Even here, though, "The Little Mermaid" is a victim of stolid planning. The activity ends up looking more like skating than it does like swimming -- just as this "Mermaid" ends up feeling less like a product meant for Broadway than for another sphere of entertainment: Disney on Ice.
Geared as it is to a 5-year-old's sensibility, the stage version creates a water world of flimsy pageantry: shiny surfaces, plastic images and ornate thingamajigs. Throughout the evening, a strange pair of sculpted poles with armatures are shoved on and off the stage. Sometimes, actors playing fish float on plates attached to the ends of the armature. The poles also show up as unflattering furnishings in the scenes at the castle of Prince Eric (Sean Palmer), the young aristocrat with whom Ariel, the little mermaid (Sierra Boggess), falls in love. A sun assembled by set designer George Tsypin, from what appear to be metallic triangles, swivels in these scenes to become a chandelier.
Tatiana Noginova's costumes range from the inept -- there's nothing to suggest crustacean in Tituss Burgess's getup as Sebastian the anxious crab -- to plain off-putting: The women of Eric's castle dress as if swallowing cotton balls were a fashion statement.
The talented Doug Wright (a Pulitzer winner for "I Am My Own Wife," no less) was recruited to contribute the script for the musical, which in general follows the outline of the film. Ariel, against the wishes of her royal father, looks for a way to become a member of the absolutely fabulous human race. She gets a chance after rescuing the drowning Eric and becoming a pawn in a plan by evil, tentacled Ursula (Sherie Rene Scott) to wrest control of the oceans from Ariel's father, King Triton (Norm Lewis).
The cramming in of so many new songs seems to have impeded Wright's efforts to create characters of any depth, or to resolve the plot mechanics in a manner that makes much sense. (Then again, it's questionable how much narrative logic the target, post-toddler audience requires.) Uncannily, Palmer and especially Boggess resemble their cartoon predecessors, and they're not asked for much more than that in the way of characterization.
Fine Broadway singer-actors such as Scott and Lewis have been marooned in impossible roles.
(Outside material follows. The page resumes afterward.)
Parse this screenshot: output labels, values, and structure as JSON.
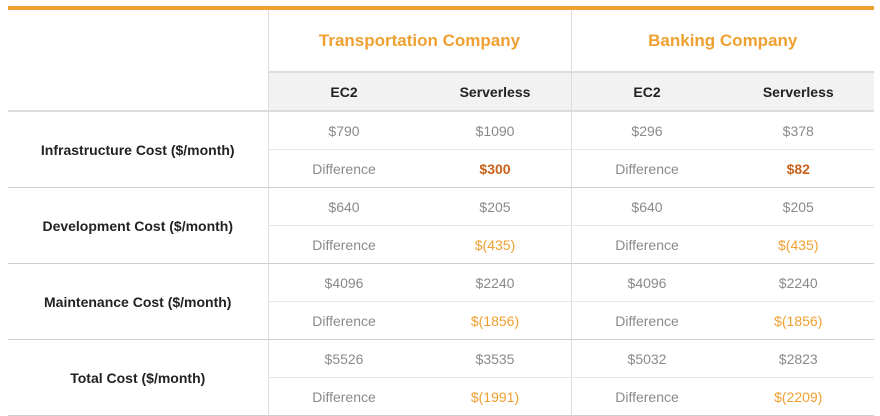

Although both play characters at the top of the sea-world food chain, neither one can escape the impression of being ensnared in some kind of a trap.
A stagnant sensation extends to the conception of entire numbers. For the second act's "Kiss the Girl," Zambello seeks to conjure Taymor's "Circle of Life" by posing actors as various kinds of marine life, with some, in "Lion King"-style, wearing the essence of the animal on their heads. Imitation, in this instance, is the sincerest sign of desperation.
"All I ask of you is one thing: please don't be cynical. I hate cynicism -- it's my least favorite quality and it doesn't lead anywhere. Nobody in life gets exactly what they thought they were going to get. But if you work really hard and you're kind, amazing things will happen."
Conan O'Brien
"Winning a Tony this year is like winning Best Attendance in third grade: no one will care but the winner and their mom."
-Kad
"I have also met him in person, and I find him to be quite funny actually. Arrogant and often misinformed, but still funny."
-bjh2114 (on Michael Riedel)
Double Ouch...he may have just murdered that show. That review was downright scathing. Now i've got to see this befofe it washes up quicker than anybody thought.
That's not his usual prose...that's how you know he really disliked it. He's usually much more mellifluous. This review is far more pedestrian than he normally is.